Evidence from relatives and acquaintances showed that the couple met in Jamaica when Ms. Thomas was 17 and still in high school. She came to Cayman in May 2012 and lived with Mr. Campbell, also a Jamaican national, at an apartment complex also in Bodden Town but at a different address. He was jealous and controlling and various witnesses heard him threaten to kill her. He also threatened to kill her if she tried to leave him.
The evidence was clear that they separated on Jan. 28, 2014 and she intended to return to Jamaica. That date was one of the occasions when police were called to an incident between Mr. Campbell and Ms. Thomas, but she did not want him arrested or have any criminal charges laid against him.
It was clear Mr. Campbell did not accept the separation. He continued to call her, try to see her and stalk her, the coroner noted in her summing up.

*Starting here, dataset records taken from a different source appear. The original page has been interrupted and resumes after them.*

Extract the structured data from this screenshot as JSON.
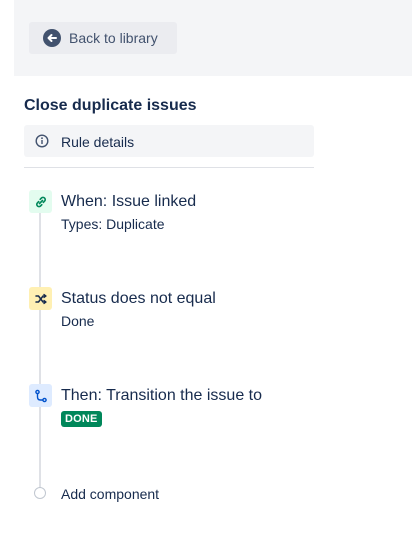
{
  "header": {
    "back_label": "Back to library"
  },
  "rule": {
    "title": "Close duplicate issues",
    "details_label": "Rule details"
  },
  "steps": [
    {
      "icon": "link-icon",
      "color": "#e3fcef",
      "title": "When: Issue linked",
      "subtitle": "Types: Duplicate"
    },
    {
      "icon": "shuffle-icon",
      "color": "#fff0b3",
      "title": "Status does not equal",
      "subtitle": "Done"
    },
    {
      "icon": "branch-icon",
      "color": "#deebff",
      "title": "Then: Transition the issue to",
      "status_lozenge": "DONE",
      "lozenge_color": "#00875a"
    }
  ],
  "add_component_label": "Add component"
}
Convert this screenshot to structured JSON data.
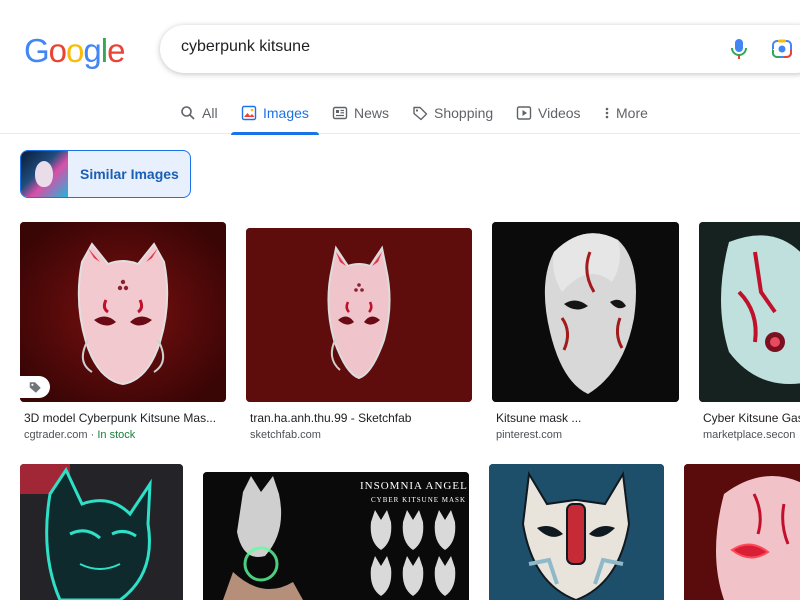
{
  "header": {
    "logo_letters": [
      "G",
      "o",
      "o",
      "g",
      "l",
      "e"
    ],
    "logo_colors": [
      "#4285F4",
      "#EA4335",
      "#FBBC05",
      "#4285F4",
      "#34A853",
      "#EA4335"
    ],
    "search": {
      "value": "cyberpunk kitsune"
    }
  },
  "tabs": [
    {
      "label": "All",
      "icon": "search-icon",
      "active": false
    },
    {
      "label": "Images",
      "icon": "image-icon",
      "active": true
    },
    {
      "label": "News",
      "icon": "news-icon",
      "active": false
    },
    {
      "label": "Shopping",
      "icon": "tag-icon",
      "active": false
    },
    {
      "label": "Videos",
      "icon": "play-icon",
      "active": false
    },
    {
      "label": "More",
      "icon": "more-vert-icon",
      "active": false
    }
  ],
  "similar": {
    "label": "Similar Images"
  },
  "results": [
    {
      "title": "3D model Cyberpunk Kitsune Mas...",
      "source": "cgtrader.com",
      "extra": "In stock",
      "badge": "tag-icon"
    },
    {
      "title": "tran.ha.anh.thu.99 - Sketchfab",
      "source": "sketchfab.com"
    },
    {
      "title": "Kitsune mask ...",
      "source": "pinterest.com"
    },
    {
      "title": "Cyber Kitsune Gas",
      "source": "marketplace.secon"
    }
  ],
  "row2": [
    {
      "overlay_title": "",
      "overlay_sub": ""
    },
    {
      "overlay_title": "INSOMNIA ANGEL",
      "overlay_sub": "CYBER KITSUNE MASK"
    },
    {
      "overlay_title": "",
      "overlay_sub": ""
    },
    {
      "overlay_title": "",
      "overlay_sub": ""
    }
  ],
  "colors": {
    "accent": "#1a73e8",
    "stock": "#188038"
  }
}
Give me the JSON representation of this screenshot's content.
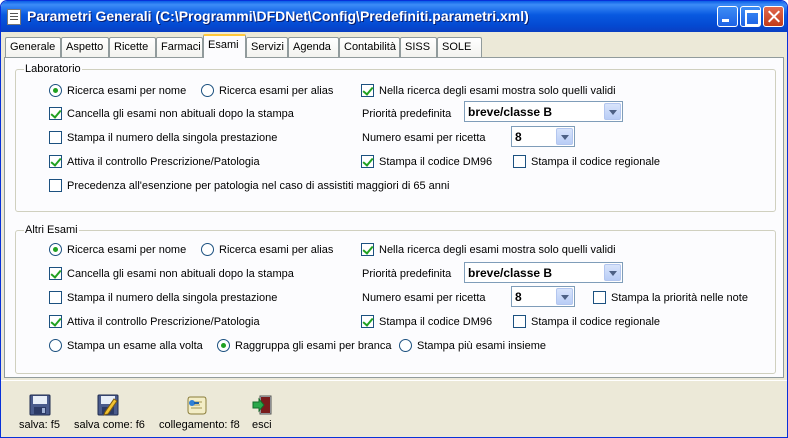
{
  "window": {
    "title": "Parametri Generali (C:\\Programmi\\DFDNet\\Config\\Predefiniti.parametri.xml)"
  },
  "tabs": [
    "Generale",
    "Aspetto",
    "Ricette",
    "Farmaci",
    "Esami",
    "Servizi",
    "Agenda",
    "Contabilità",
    "SISS",
    "SOLE"
  ],
  "active_tab": "Esami",
  "lab": {
    "legend": "Laboratorio",
    "radio_nome": "Ricerca esami per nome",
    "radio_alias": "Ricerca esami per alias",
    "validi": "Nella ricerca degli esami mostra solo quelli validi",
    "cancella": "Cancella gli esami non abituali dopo la stampa",
    "priorita_label": "Priorità predefinita",
    "priorita_value": "breve/classe B",
    "stampa_numero": "Stampa il numero della singola prestazione",
    "numero_label": "Numero esami per ricetta",
    "numero_value": "8",
    "attiva": "Attiva il controllo Prescrizione/Patologia",
    "dm96": "Stampa il codice DM96",
    "regionale": "Stampa il codice regionale",
    "precedenza": "Precedenza all'esenzione per patologia nel caso di assistiti maggiori di 65 anni"
  },
  "altri": {
    "legend": "Altri Esami",
    "radio_nome": "Ricerca esami per nome",
    "radio_alias": "Ricerca esami per alias",
    "validi": "Nella ricerca degli esami mostra solo quelli validi",
    "cancella": "Cancella gli esami non abituali dopo la stampa",
    "priorita_label": "Priorità predefinita",
    "priorita_value": "breve/classe B",
    "stampa_numero": "Stampa il numero della singola prestazione",
    "numero_label": "Numero esami per ricetta",
    "numero_value": "8",
    "priorita_note": "Stampa la priorità nelle note",
    "attiva": "Attiva il controllo Prescrizione/Patologia",
    "dm96": "Stampa il codice DM96",
    "regionale": "Stampa il codice regionale",
    "uno": "Stampa un esame alla volta",
    "raggruppa": "Raggruppa gli esami per branca",
    "insieme": "Stampa più esami insieme"
  },
  "toolbar": {
    "salva": "salva: f5",
    "salva_come": "salva come: f6",
    "collegamento": "collegamento: f8",
    "esci": "esci"
  },
  "icons": {
    "save": "floppy-disk-icon",
    "save_as": "floppy-pencil-icon",
    "link": "scroll-link-icon",
    "exit": "exit-door-icon"
  }
}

Ms. Thomas was working on Feb. 9 to earn more money for her plane ticket back to Jamaica. A friend dropped her at her employer’s home. There was no one there except Mr. Wood. When Mr. Gros returned from opening his business, he found Ms. Thomas in a closet and observed that her throat had been slashed. He called 911.
Scenes of crime officers took photographs, which the jury saw. Evidence included a machete identified as belonging to Mr. Campbell. Expert witness Angela Tanzillo-Swarts of the Health Services Authority said blood on Mr. Campbell’s feet and clothes, as well as on the machete and curtains on a sliding glass door, came from Ms. Thomas. The patterns of blood stains on his clothes indicated he was the one who struck Ms. Thomas with the machete. Ms. Tanzillo-Swarts said footprint transfer stains depicted the path the suspect took to exit the room and the house.
Police found no evidence of any third party involvement, the coroner pointed out. Mr. Campbell took his machete to Ms. Thomas’s workplace, thereby showing he intended to cause her bodily harm, which led to her death.
Jurors deliberated privately for eight minutes before the court marshal was advised they had reached their unanimous verdict of unlawful killing.
The corner then summed up the evidence in the case of Mr. Campbell. The post-mortem examination had shown no sign of injury from any struggle or fight. But for the jury to reach a verdict of suicide, there had to be positive evidence of intention to kill oneself. Mr. Campbell did three things that could lead to that conclusion.
One, at some point he went to a shed on the farm where he worked and removed his machete and a 30-foot length of rope.
Two, on Saturday, Feb. 8, he went to a friend and handed him a pouch. After hearing about Mr. Campbell’s death, the friend handed the pouch to police: it contained Mr. Campbell’s wallet with pictures of his children, his driver’s license, two passports, documents for motor vehicles and a money transfer, an airline ticket and some cash.
Three, on Sunday, Feb. 9, around 7:10 a.m., he phoned his cousin. When she answered, she heard him say in patois, “Take care of my children” and then hang up. She tried calling him back, but there was no answer.
The coroner reminded jurors that they had to be satisfied so that they were sure Mr. Campbell intended to cause his own death and did act with that intention.
This time the jury deliberated six minutes before returning a verdict of suicide.